Ces données de l’histoire devraient édifier les uns et les autres, mais surtout les amener à en tirer des leçons, notamment les pouvoirs publics, ainsi que les opérateurs économiques attirés par les richesses dont regorge la région de l’Est. La première leçon est que, envisager l’exploitation du diamant de Mobilong dans les conditions actuelles, dans les buissons sous les arbres, sans route moderne reliant Bertoua à Moloundou en passant par Yokadouma, en évacuant les ressources exploitées par hélicoptère, c’est ajouter de l’injustice à l’injustice. Les populations ne méritent pas cela, et ne le supporteront pas.
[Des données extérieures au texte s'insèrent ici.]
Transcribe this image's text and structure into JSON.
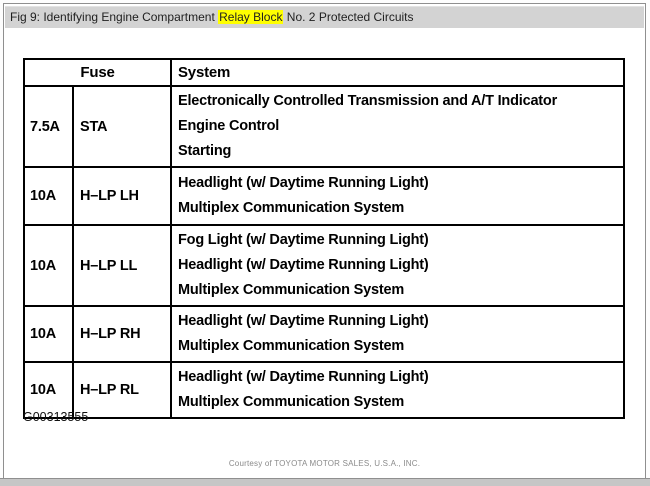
{
  "title_bar": {
    "prefix": "Fig 9: Identifying Engine Compartment ",
    "highlight": "Relay Block",
    "suffix": " No. 2 Protected Circuits",
    "highlight_color": "#ffff00",
    "background_color": "#d3d3d3"
  },
  "table": {
    "headers": {
      "fuse": "Fuse",
      "system": "System"
    },
    "rows": [
      {
        "amp": "7.5A",
        "name": "STA",
        "systems": [
          "Electronically Controlled Transmission and A/T Indicator",
          "Engine Control",
          "Starting"
        ]
      },
      {
        "amp": "10A",
        "name": "H–LP LH",
        "systems": [
          "Headlight (w/ Daytime Running Light)",
          "Multiplex Communication System"
        ]
      },
      {
        "amp": "10A",
        "name": "H–LP LL",
        "systems": [
          "Fog Light (w/ Daytime Running Light)",
          "Headlight (w/ Daytime Running Light)",
          "Multiplex Communication System"
        ]
      },
      {
        "amp": "10A",
        "name": "H–LP RH",
        "systems": [
          "Headlight (w/ Daytime Running Light)",
          "Multiplex Communication System"
        ]
      },
      {
        "amp": "10A",
        "name": "H–LP RL",
        "systems": [
          "Headlight (w/ Daytime Running Light)",
          "Multiplex Communication System"
        ]
      }
    ]
  },
  "figure_id": "G00313555",
  "footer": {
    "credit": "Courtesy of TOYOTA MOTOR SALES, U.S.A., INC."
  }
}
C’est très délicat, car cette localité, en crise sociopolitique ouverte depuis les années 90, est comme une marmite en ébullition, prête à exploser. Au plan des retombées sociales du projet minier, il conviendrait d’associer étroitement les populations à la base, dans les villages, à l’élaboration des cahiers des charges du projet, et faire participer leurs représentants au sein des structures de suivi et de contrôle de l’exécution desdits cahiers des charges. La deuxième leçon à tirer, est qu’il est inconcevable d’exploiter les richesses d’un pays et laisser les populations des zones d’exploitation dans la misère absolue comme c’est le cas actuellement à l’Est. Certes, dans le secteur forestier et faunique, l’Etat a opportunément institué des taxes et redevances au profit des communes et des populations riveraines.
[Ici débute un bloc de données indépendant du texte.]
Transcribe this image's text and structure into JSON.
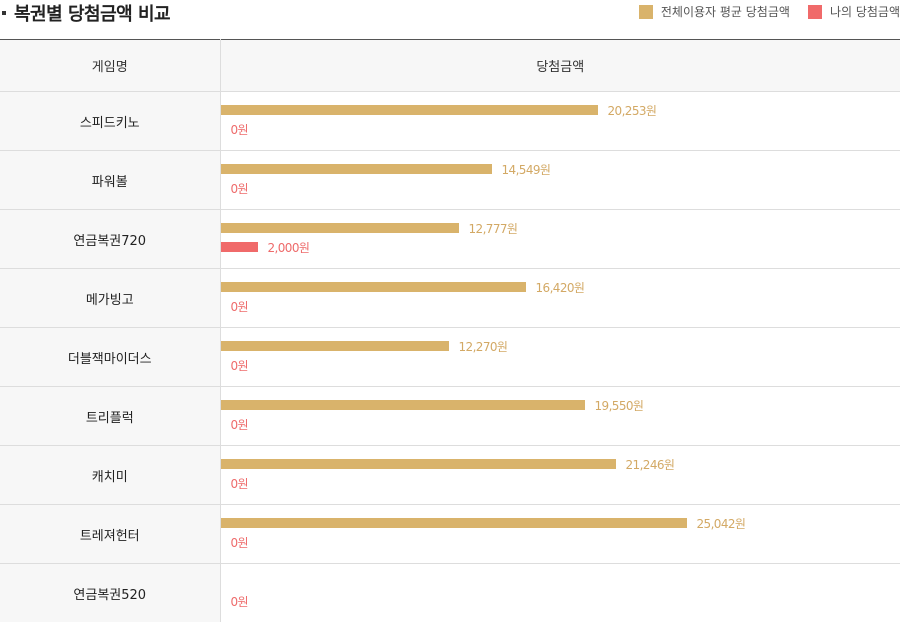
{
  "header": {
    "title": "복권별 당첨금액 비교"
  },
  "legend": {
    "avg_label": "전체이용자 평균 당첨금액",
    "mine_label": "나의 당첨금액"
  },
  "table": {
    "col_name_header": "게임명",
    "col_amount_header": "당첨금액"
  },
  "colors": {
    "average": "#d9b36b",
    "mine": "#f06a6a"
  },
  "chart_data": {
    "type": "bar",
    "orientation": "horizontal",
    "value_unit": "원",
    "xlim": [
      0,
      36500
    ],
    "categories": [
      "스피드키노",
      "파워볼",
      "연금복권720",
      "메가빙고",
      "더블잭마이더스",
      "트리플럭",
      "캐치미",
      "트레져헌터",
      "연금복권520"
    ],
    "series": [
      {
        "name": "전체이용자 평균 당첨금액",
        "values": [
          20253,
          14549,
          12777,
          16420,
          12270,
          19550,
          21246,
          25042,
          null
        ],
        "labels": [
          "20,253원",
          "14,549원",
          "12,777원",
          "16,420원",
          "12,270원",
          "19,550원",
          "21,246원",
          "25,042원",
          ""
        ]
      },
      {
        "name": "나의 당첨금액",
        "values": [
          0,
          0,
          2000,
          0,
          0,
          0,
          0,
          0,
          0
        ],
        "labels": [
          "0원",
          "0원",
          "2,000원",
          "0원",
          "0원",
          "0원",
          "0원",
          "0원",
          "0원"
        ]
      }
    ]
  }
}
Cependant, le même Etat n’a pris aucune disposition pour s’assurer que ces ressources parviennent à leurs bénéficiaires et qu’elles contribuent effectivement à l’amélioration de leurs conditions de vie. On a plutôt vu les fonctionnaires de l’Etat et les maires qu’ils ont chaque fois cooptés, s’enrichir par la prévarication et la corruption, dilapider lesdites ressources concédées au détriment des paysans, sans moyen de recours. C’est tout aussi injuste. La troisième leçon, pas des moindres, est que l’exploitation du diamant tout comme d’autres minerais précieux attirent dans les zones concernées des brigands et trafiquants de tout bord. Or, la Boumba et Ngoko, ouverte sur une longue frontière de plus de 1000 km avec le Congo et la Centrafrique , des pays voisins du Cameroun régulièrement en proie à des conflits violents, abrite depuis des années des gangsters braqueurs d’avions ; braconniers ; trafiquants d’armes, qui y évoluent aisément dans l’immense et dense forêt équatoriale où les forces de sécurité ont de la peine à traquer.
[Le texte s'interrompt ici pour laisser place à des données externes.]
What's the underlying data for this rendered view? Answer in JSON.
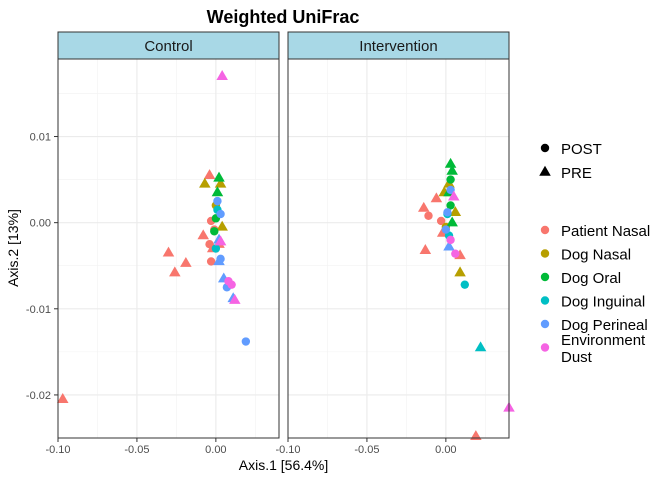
{
  "chart_data": {
    "type": "scatter",
    "title": "Weighted UniFrac",
    "xlabel": "Axis.1   [56.4%]",
    "ylabel": "Axis.2   [13%]",
    "xlim": [
      -0.1,
      0.04
    ],
    "ylim": [
      -0.025,
      0.019
    ],
    "x_ticks": [
      -0.1,
      -0.05,
      0.0
    ],
    "x_tick_labels": [
      "-0.10",
      "-0.05",
      "0.00"
    ],
    "y_ticks": [
      -0.02,
      -0.01,
      0.0,
      0.01
    ],
    "y_tick_labels": [
      "-0.02",
      "-0.01",
      "0.00",
      "0.01"
    ],
    "grid": true,
    "legend_position": "right",
    "shape_legend": [
      {
        "key": "POST",
        "label": "POST",
        "shape": "circle"
      },
      {
        "key": "PRE",
        "label": "PRE",
        "shape": "triangle"
      }
    ],
    "color_legend": [
      {
        "key": "Patient Nasal",
        "label_lines": [
          "Patient Nasal"
        ],
        "color": "#F8766D"
      },
      {
        "key": "Dog Nasal",
        "label_lines": [
          "Dog Nasal"
        ],
        "color": "#B79F00"
      },
      {
        "key": "Dog Oral",
        "label_lines": [
          "Dog Oral"
        ],
        "color": "#00BA38"
      },
      {
        "key": "Dog Inguinal",
        "label_lines": [
          "Dog Inguinal"
        ],
        "color": "#00BFC4"
      },
      {
        "key": "Dog Perineal",
        "label_lines": [
          "Dog Perineal"
        ],
        "color": "#619CFF"
      },
      {
        "key": "Environment Dust",
        "label_lines": [
          "Environment",
          "Dust"
        ],
        "color": "#F564E3"
      }
    ],
    "panels": [
      {
        "label": "Control",
        "points": [
          {
            "x": 0.004,
            "y": 0.017,
            "shape": "PRE",
            "group": "Environment Dust"
          },
          {
            "x": -0.097,
            "y": -0.0205,
            "shape": "PRE",
            "group": "Patient Nasal"
          },
          {
            "x": -0.03,
            "y": -0.0035,
            "shape": "PRE",
            "group": "Patient Nasal"
          },
          {
            "x": -0.026,
            "y": -0.0058,
            "shape": "PRE",
            "group": "Patient Nasal"
          },
          {
            "x": -0.019,
            "y": -0.0047,
            "shape": "PRE",
            "group": "Patient Nasal"
          },
          {
            "x": -0.008,
            "y": -0.0015,
            "shape": "PRE",
            "group": "Patient Nasal"
          },
          {
            "x": -0.004,
            "y": 0.0055,
            "shape": "PRE",
            "group": "Patient Nasal"
          },
          {
            "x": -0.003,
            "y": 0.0002,
            "shape": "POST",
            "group": "Patient Nasal"
          },
          {
            "x": -0.004,
            "y": -0.0025,
            "shape": "POST",
            "group": "Patient Nasal"
          },
          {
            "x": -0.002,
            "y": -0.003,
            "shape": "PRE",
            "group": "Patient Nasal"
          },
          {
            "x": -0.003,
            "y": -0.0045,
            "shape": "POST",
            "group": "Patient Nasal"
          },
          {
            "x": 0.002,
            "y": -0.0025,
            "shape": "PRE",
            "group": "Patient Nasal"
          },
          {
            "x": -0.001,
            "y": -0.0008,
            "shape": "POST",
            "group": "Patient Nasal"
          },
          {
            "x": -0.007,
            "y": 0.0045,
            "shape": "PRE",
            "group": "Dog Nasal"
          },
          {
            "x": 0.003,
            "y": 0.0045,
            "shape": "PRE",
            "group": "Dog Nasal"
          },
          {
            "x": 0.004,
            "y": -0.0005,
            "shape": "PRE",
            "group": "Dog Nasal"
          },
          {
            "x": 0.0,
            "y": 0.002,
            "shape": "POST",
            "group": "Dog Nasal"
          },
          {
            "x": 0.002,
            "y": 0.0052,
            "shape": "PRE",
            "group": "Dog Oral"
          },
          {
            "x": 0.001,
            "y": 0.0035,
            "shape": "PRE",
            "group": "Dog Oral"
          },
          {
            "x": 0.0,
            "y": 0.0005,
            "shape": "POST",
            "group": "Dog Oral"
          },
          {
            "x": -0.001,
            "y": -0.001,
            "shape": "POST",
            "group": "Dog Oral"
          },
          {
            "x": 0.001,
            "y": 0.0015,
            "shape": "POST",
            "group": "Dog Inguinal"
          },
          {
            "x": 0.0,
            "y": -0.003,
            "shape": "POST",
            "group": "Dog Inguinal"
          },
          {
            "x": 0.001,
            "y": 0.0025,
            "shape": "POST",
            "group": "Dog Perineal"
          },
          {
            "x": 0.003,
            "y": 0.001,
            "shape": "POST",
            "group": "Dog Perineal"
          },
          {
            "x": 0.002,
            "y": -0.002,
            "shape": "PRE",
            "group": "Dog Perineal"
          },
          {
            "x": 0.003,
            "y": -0.0042,
            "shape": "POST",
            "group": "Dog Perineal"
          },
          {
            "x": 0.005,
            "y": -0.0065,
            "shape": "PRE",
            "group": "Dog Perineal"
          },
          {
            "x": 0.007,
            "y": -0.0075,
            "shape": "POST",
            "group": "Dog Perineal"
          },
          {
            "x": 0.011,
            "y": -0.0088,
            "shape": "PRE",
            "group": "Dog Perineal"
          },
          {
            "x": 0.019,
            "y": -0.0138,
            "shape": "POST",
            "group": "Dog Perineal"
          },
          {
            "x": 0.002,
            "y": -0.0045,
            "shape": "PRE",
            "group": "Dog Perineal"
          },
          {
            "x": 0.008,
            "y": -0.0068,
            "shape": "POST",
            "group": "Environment Dust"
          },
          {
            "x": 0.01,
            "y": -0.0072,
            "shape": "POST",
            "group": "Environment Dust"
          },
          {
            "x": 0.012,
            "y": -0.009,
            "shape": "PRE",
            "group": "Environment Dust"
          },
          {
            "x": 0.003,
            "y": -0.0022,
            "shape": "PRE",
            "group": "Environment Dust"
          }
        ]
      },
      {
        "label": "Intervention",
        "points": [
          {
            "x": -0.014,
            "y": 0.0017,
            "shape": "PRE",
            "group": "Patient Nasal"
          },
          {
            "x": -0.011,
            "y": 0.0008,
            "shape": "POST",
            "group": "Patient Nasal"
          },
          {
            "x": -0.013,
            "y": -0.0032,
            "shape": "PRE",
            "group": "Patient Nasal"
          },
          {
            "x": -0.006,
            "y": 0.0028,
            "shape": "PRE",
            "group": "Patient Nasal"
          },
          {
            "x": -0.003,
            "y": 0.0002,
            "shape": "POST",
            "group": "Patient Nasal"
          },
          {
            "x": -0.002,
            "y": -0.0012,
            "shape": "PRE",
            "group": "Patient Nasal"
          },
          {
            "x": 0.009,
            "y": -0.0038,
            "shape": "PRE",
            "group": "Patient Nasal"
          },
          {
            "x": 0.019,
            "y": -0.0248,
            "shape": "PRE",
            "group": "Patient Nasal"
          },
          {
            "x": -0.001,
            "y": 0.0035,
            "shape": "PRE",
            "group": "Dog Nasal"
          },
          {
            "x": 0.002,
            "y": 0.0045,
            "shape": "PRE",
            "group": "Dog Nasal"
          },
          {
            "x": 0.006,
            "y": 0.0012,
            "shape": "PRE",
            "group": "Dog Nasal"
          },
          {
            "x": 0.009,
            "y": -0.0058,
            "shape": "PRE",
            "group": "Dog Nasal"
          },
          {
            "x": 0.0,
            "y": -0.0005,
            "shape": "POST",
            "group": "Dog Nasal"
          },
          {
            "x": 0.003,
            "y": 0.0068,
            "shape": "PRE",
            "group": "Dog Oral"
          },
          {
            "x": 0.004,
            "y": 0.006,
            "shape": "PRE",
            "group": "Dog Oral"
          },
          {
            "x": 0.003,
            "y": 0.005,
            "shape": "POST",
            "group": "Dog Oral"
          },
          {
            "x": 0.002,
            "y": 0.0035,
            "shape": "PRE",
            "group": "Dog Oral"
          },
          {
            "x": 0.003,
            "y": 0.002,
            "shape": "POST",
            "group": "Dog Oral"
          },
          {
            "x": 0.004,
            "y": 0.0,
            "shape": "PRE",
            "group": "Dog Oral"
          },
          {
            "x": 0.001,
            "y": 0.001,
            "shape": "POST",
            "group": "Dog Inguinal"
          },
          {
            "x": 0.002,
            "y": -0.0015,
            "shape": "POST",
            "group": "Dog Inguinal"
          },
          {
            "x": 0.012,
            "y": -0.0072,
            "shape": "POST",
            "group": "Dog Inguinal"
          },
          {
            "x": 0.022,
            "y": -0.0145,
            "shape": "PRE",
            "group": "Dog Inguinal"
          },
          {
            "x": 0.003,
            "y": 0.0038,
            "shape": "POST",
            "group": "Dog Perineal"
          },
          {
            "x": 0.001,
            "y": 0.0012,
            "shape": "POST",
            "group": "Dog Perineal"
          },
          {
            "x": 0.002,
            "y": -0.0028,
            "shape": "PRE",
            "group": "Dog Perineal"
          },
          {
            "x": 0.0,
            "y": -0.0008,
            "shape": "POST",
            "group": "Dog Perineal"
          },
          {
            "x": 0.005,
            "y": 0.003,
            "shape": "PRE",
            "group": "Environment Dust"
          },
          {
            "x": 0.006,
            "y": -0.0036,
            "shape": "POST",
            "group": "Environment Dust"
          },
          {
            "x": 0.003,
            "y": -0.002,
            "shape": "POST",
            "group": "Environment Dust"
          },
          {
            "x": 0.04,
            "y": -0.0215,
            "shape": "PRE",
            "group": "Environment Dust"
          }
        ]
      }
    ]
  }
}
Comment éviter le clash entre les différentes parties ?

Le démarrage de l’exploitation du diamant sans dispositifs de sécurité appropriés va certainement replonger cette localité dans l’insécurité connue durant les années 60, et qui a freiné son émergence. Au-delà de la Boumba et Ngoko, c’est d’un problème de la stabilité et la sécurité de l’Etat dont il s’agit, qui me préoccupe en tant qu’élite, et mériterait des dispositions préventives adéquates, afin de préserver la paix sociale. En définitive, la région de l’Est en général et surtout le département de la Boumba et Ngoko constituent une chance, un atout majeur pour le développement de notre pays. Ses richesses agricoles, pastorales, fauniques ; du sol et du sous-sol, en quantité importante, exploitées rationnellement et dans un esprit patriotique et de solidarité nationale, devraient contribuer de façon décisive au développement rapide de notre pays, pour le bien être de toutes ses populations. Ce qui ramène à mon esprit ce que m’a dit Richard Savard, un géologue de la compagnie minière américaine Santa Fé que j’ai fait venir au Cameroun en 1994 pour évaluer le potentiel des gisements d’or de l’Est. Je le cite, “ Roger, comment le Cameroun peut-il être un pays pauvre alors que tes parents font pis pis sur l’or ? ” C’est ce paradoxe que le projet de Mobilong doit résoudre.